Sammaël
Une semaine s'était écoulée depuis l'incident. Mes plaies avaient en partie cicatrisé bien que certaines restaient douloureuses. Des rêves troublaient toujours mon sommeil. Le soir venu, je craignais de fermer les paupières et d'entendre à nouveau ces voix. Ces murmures qui me chuchotaient que j'étais des leurs, qui m'enjoignaient à les rejoindre dans le cimetière.
Depuis mon malaise devant la tombe de Vanina, je n'avais pas remis les pieds sur mon lieu de travail. La peur me saisissait à la gorge dès que j'y pensais. L'inspecteur Thiers faisait attention aux moindres de mes changements d'humeur. Il était prévoyant et avait accepté de me loger gratuitement pour une durée indéterminée.

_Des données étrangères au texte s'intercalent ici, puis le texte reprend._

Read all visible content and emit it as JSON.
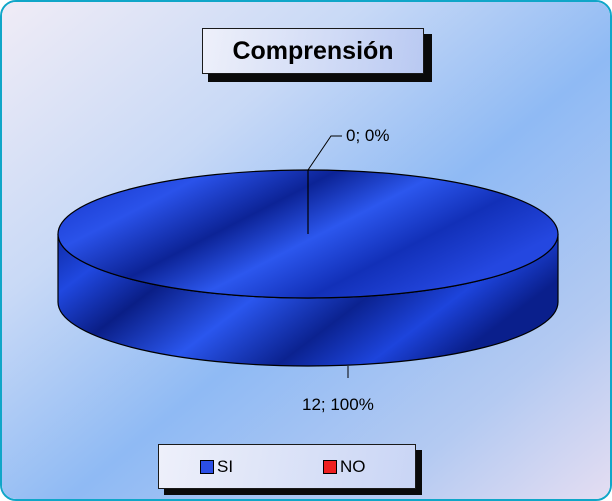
{
  "chart_data": {
    "type": "pie",
    "title": "Comprensión",
    "categories": [
      "SI",
      "NO"
    ],
    "values": [
      12,
      0
    ],
    "percentages": [
      "100%",
      "0%"
    ],
    "data_labels": [
      "12; 100%",
      "0; 0%"
    ],
    "legend_position": "bottom",
    "style": "3d-cylinder"
  },
  "colors": {
    "frame_border": "#10a6c8",
    "pie_main": "#1a3fd6",
    "pie_dark": "#0a1f8c",
    "legend_si": "#2b4fe6",
    "legend_no": "#ee2020"
  }
}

J'avais mal jugé cet homme. Son air arrogant n'était qu'une façade. Il se souciait réellement du bien-être des autres et de trouver la justice en ce bas monde.
— Toujours rien sur l'enquête ? demandai-je en entrant dans la cuisine.
Naël était assis devant un café noir et feuilletait les rares pages du dossier de Vanina. Des cernes creusaient ses yeux, il paraissait épuisé.
— Toujours rien, murmura-t-il en replaçant une mèche de ses cheveux sombres. On piétine.
Il referma le dossier avec rage. Je m'assis face à lui et me saisis d'une tasse et de la théière. Le liquide ambré fumait et dégageait une légère odeur amère. J'y ajoutai un peu de sucre afin d'adoucir le mélange. Le thé me brûla les lèvres.
Nous avions beau réfléchir, l'énigme restait entière et aucun indice ne se présentait. Nous n'avions aucune piste et encore moins un suspect. Naël commençait à s'impatienter et perdait espoir de trouver quelque chose.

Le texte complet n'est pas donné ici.